A Multiscale Attention Network for Remote Sensing Scene Images Classification

The remote sensing scene images classification has been of great value to civil and military fields. Deep learning models, especially the convolutional neural network (CNN), have achieved great success in this task, however, they may suffer from two challenges: first, the sizes of the category objects are usually different, but the conventional CNN extracts the features with fixed convolution extractor, which could cause the failure in learning the multiscale features; second, some image regions may not be useful during the feature learning process, therefore, how to guide the network to select and focus on the most relevant regions is crucially vital for remote sensing scene image classification. To address these two challenges, we propose a multiscale attention network (MSA-Network), which integrates a multiscale (MS) module and a channel and position attention (CPA) module to boost the performance of the remote sensing scene classification.

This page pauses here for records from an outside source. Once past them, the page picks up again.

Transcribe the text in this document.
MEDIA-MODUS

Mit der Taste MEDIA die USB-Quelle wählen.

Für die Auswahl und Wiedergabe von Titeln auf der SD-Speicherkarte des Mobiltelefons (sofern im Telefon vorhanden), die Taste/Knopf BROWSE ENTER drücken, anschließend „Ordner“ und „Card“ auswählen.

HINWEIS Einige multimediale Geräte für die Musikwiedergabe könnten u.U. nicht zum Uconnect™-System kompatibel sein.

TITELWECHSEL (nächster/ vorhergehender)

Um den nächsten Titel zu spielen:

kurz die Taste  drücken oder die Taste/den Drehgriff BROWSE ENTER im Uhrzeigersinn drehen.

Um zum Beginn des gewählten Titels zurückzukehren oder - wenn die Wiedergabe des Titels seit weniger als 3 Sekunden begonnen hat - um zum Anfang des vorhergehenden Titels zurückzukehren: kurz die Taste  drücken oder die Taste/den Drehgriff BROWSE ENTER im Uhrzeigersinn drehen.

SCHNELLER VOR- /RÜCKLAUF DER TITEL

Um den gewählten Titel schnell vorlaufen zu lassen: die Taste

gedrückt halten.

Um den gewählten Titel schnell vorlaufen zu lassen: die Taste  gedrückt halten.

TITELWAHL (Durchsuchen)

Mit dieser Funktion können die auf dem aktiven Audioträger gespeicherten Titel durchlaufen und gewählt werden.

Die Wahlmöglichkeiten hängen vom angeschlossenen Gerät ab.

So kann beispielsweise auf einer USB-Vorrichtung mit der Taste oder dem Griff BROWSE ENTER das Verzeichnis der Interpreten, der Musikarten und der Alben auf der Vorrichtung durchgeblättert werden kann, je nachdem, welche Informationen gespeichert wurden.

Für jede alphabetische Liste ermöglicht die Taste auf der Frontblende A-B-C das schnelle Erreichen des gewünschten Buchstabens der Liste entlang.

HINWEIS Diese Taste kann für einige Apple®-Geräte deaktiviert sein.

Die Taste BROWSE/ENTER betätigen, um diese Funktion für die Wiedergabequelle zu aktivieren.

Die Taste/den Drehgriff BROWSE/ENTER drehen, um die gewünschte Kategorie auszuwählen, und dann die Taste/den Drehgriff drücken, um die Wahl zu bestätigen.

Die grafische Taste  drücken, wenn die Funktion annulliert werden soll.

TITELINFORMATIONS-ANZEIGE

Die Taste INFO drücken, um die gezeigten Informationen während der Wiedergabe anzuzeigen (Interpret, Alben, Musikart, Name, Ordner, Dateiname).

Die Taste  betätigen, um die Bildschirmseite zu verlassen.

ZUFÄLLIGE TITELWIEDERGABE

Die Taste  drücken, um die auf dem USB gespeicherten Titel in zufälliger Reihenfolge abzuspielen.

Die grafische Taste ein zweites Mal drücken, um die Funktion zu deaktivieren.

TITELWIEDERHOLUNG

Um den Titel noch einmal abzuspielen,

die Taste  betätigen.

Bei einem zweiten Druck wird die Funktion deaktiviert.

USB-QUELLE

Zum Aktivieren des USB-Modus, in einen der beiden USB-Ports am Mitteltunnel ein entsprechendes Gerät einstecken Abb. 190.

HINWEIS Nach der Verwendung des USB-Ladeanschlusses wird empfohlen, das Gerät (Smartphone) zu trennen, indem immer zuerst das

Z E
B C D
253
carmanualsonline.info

The proposed MS module learns multiscale features by adopting various sizes of sliding windows from different depths’ layers and receptive fields. The CPA module is composed of two parts: the channel attention (CA) module and the position attention (PA) one. The CA module learns the global attention features from channel-level, and the PA module extracts the local attention features from pixel-level. Thus, fusing both of those two attention features, the network is apt to focus on the more critical and salient regions automatically. Extensive experiments on UC Merced, AID, NWPU-RESISC45 datasets demonstrate that the proposed MSA-Network outperforms several state-of-the-art methods.